The median age in the city was 39.9 years. 22.4% of residents were under the age of 18; 7.7% were between the ages of 18 and 24; 27.1% were from 25 to 44; 27.9% were from 45 to 64; and 14.9% were 65 years of age or older. The gender makeup of the city was 47.4% male and 52.6% female.

===2000 census===
As of the census of 2000, there were 3,321 people, 1,328 households, and 873 families living in the city. The population density was 2,559.5 PD/sqmi. There were 1,385 housing units at an average density of 1,067.4 /sqmi. The racial makeup of the city was 94.07% White, 2.20% African American, 0.75% Native American, 0.60% Asian, 0.75% from other races, and 1.63% from two or more races. Hispanic or Latino of any race were 2.95% of the population.

There were 1,328 households, out of which 32.8% had children under the age of 18 living with them, 48.1% were married couples living together, 12.0% had a female householder with no husband present, and 34.2% were non-families. 26.5% of all households were made up of individuals, and 6.9% had someone living alone who was 65 years of age or older. The average household size was 2.42 and the average family size was 2.92.

In the city, the population was spread out, with 24.2% under the age of 18, 8.4% from 18 to 24, 34.3% from 25 to 44, 21.6% from 45 to 64, and 11.4% who were 65 years of age or older. The median age was 36 years. For every 100 females, there were 94.1 males. For every 100 females age 18 and over, there were 88.2 males.

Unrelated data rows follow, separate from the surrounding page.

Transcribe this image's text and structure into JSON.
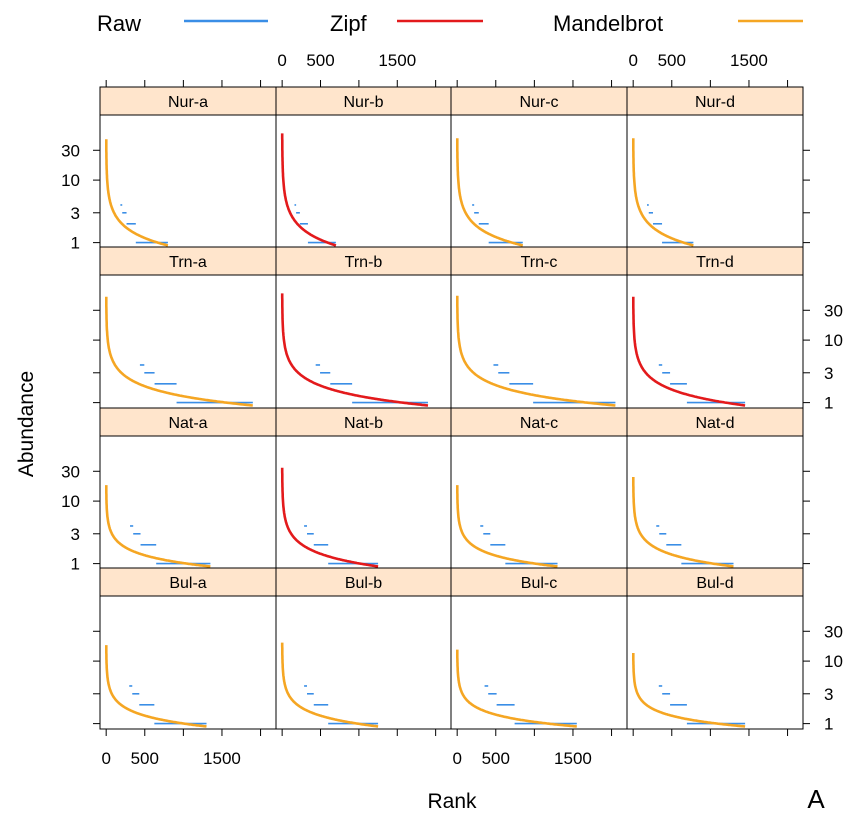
{
  "chart_data": {
    "type": "line",
    "panel_label": "A",
    "xlabel": "Rank",
    "ylabel": "Abundance",
    "x_ticks": [
      0,
      500,
      1500
    ],
    "x_tick_labels": [
      "0",
      "500",
      "1500"
    ],
    "y_ticks": [
      1,
      3,
      10,
      30
    ],
    "y_tick_labels": [
      "1",
      "3",
      "10",
      "30"
    ],
    "y_scale": "log",
    "xlim": [
      -80,
      2200
    ],
    "ylim": [
      0.82,
      110
    ],
    "legend": {
      "position": "top",
      "entries": [
        {
          "name": "Raw",
          "color": "#3a8ee6"
        },
        {
          "name": "Zipf",
          "color": "#e31a1c"
        },
        {
          "name": "Mandelbrot",
          "color": "#f5a623"
        }
      ]
    },
    "panels": [
      {
        "label": "Nur-a",
        "fit": "Mandelbrot",
        "max_rank": 800,
        "max_abundance": 50
      },
      {
        "label": "Nur-b",
        "fit": "Zipf",
        "max_rank": 700,
        "max_abundance": 62
      },
      {
        "label": "Nur-c",
        "fit": "Mandelbrot",
        "max_rank": 850,
        "max_abundance": 52
      },
      {
        "label": "Nur-d",
        "fit": "Mandelbrot",
        "max_rank": 780,
        "max_abundance": 52
      },
      {
        "label": "Trn-a",
        "fit": "Mandelbrot",
        "max_rank": 1900,
        "max_abundance": 55
      },
      {
        "label": "Trn-b",
        "fit": "Zipf",
        "max_rank": 1900,
        "max_abundance": 62
      },
      {
        "label": "Trn-c",
        "fit": "Mandelbrot",
        "max_rank": 2050,
        "max_abundance": 57
      },
      {
        "label": "Trn-d",
        "fit": "Zipf",
        "max_rank": 1450,
        "max_abundance": 55
      },
      {
        "label": "Nat-a",
        "fit": "Mandelbrot",
        "max_rank": 1350,
        "max_abundance": 20
      },
      {
        "label": "Nat-b",
        "fit": "Zipf",
        "max_rank": 1250,
        "max_abundance": 38
      },
      {
        "label": "Nat-c",
        "fit": "Mandelbrot",
        "max_rank": 1300,
        "max_abundance": 20
      },
      {
        "label": "Nat-d",
        "fit": "Mandelbrot",
        "max_rank": 1300,
        "max_abundance": 27
      },
      {
        "label": "Bul-a",
        "fit": "Mandelbrot",
        "max_rank": 1300,
        "max_abundance": 20
      },
      {
        "label": "Bul-b",
        "fit": "Mandelbrot",
        "max_rank": 1250,
        "max_abundance": 22
      },
      {
        "label": "Bul-c",
        "fit": "Mandelbrot",
        "max_rank": 1550,
        "max_abundance": 17
      },
      {
        "label": "Bul-d",
        "fit": "Mandelbrot",
        "max_rank": 1450,
        "max_abundance": 15
      }
    ]
  }
}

The median income for a household in the city was $48,684, and the median income for a family was $54,891. Males had a median income of $38,839 versus $25,386 for females. The per capita income for the city was $26,084. About 3.9% of families and 4.6% of the population were below the poverty line, including 6.0% of those under age 18 and 9.9% of those age 65 or over.

==Education==
Pleasant Valley is served by the North Kansas City School District 74. Pleasant Valley Early Childhood Education Center is in the community. Pleasant Valley is zoned to Gracemor Elementary School, Maple Park Middle School, and Winnetonka High School.

Metropolitan Community College has the North Kansas City school district in its taxation area.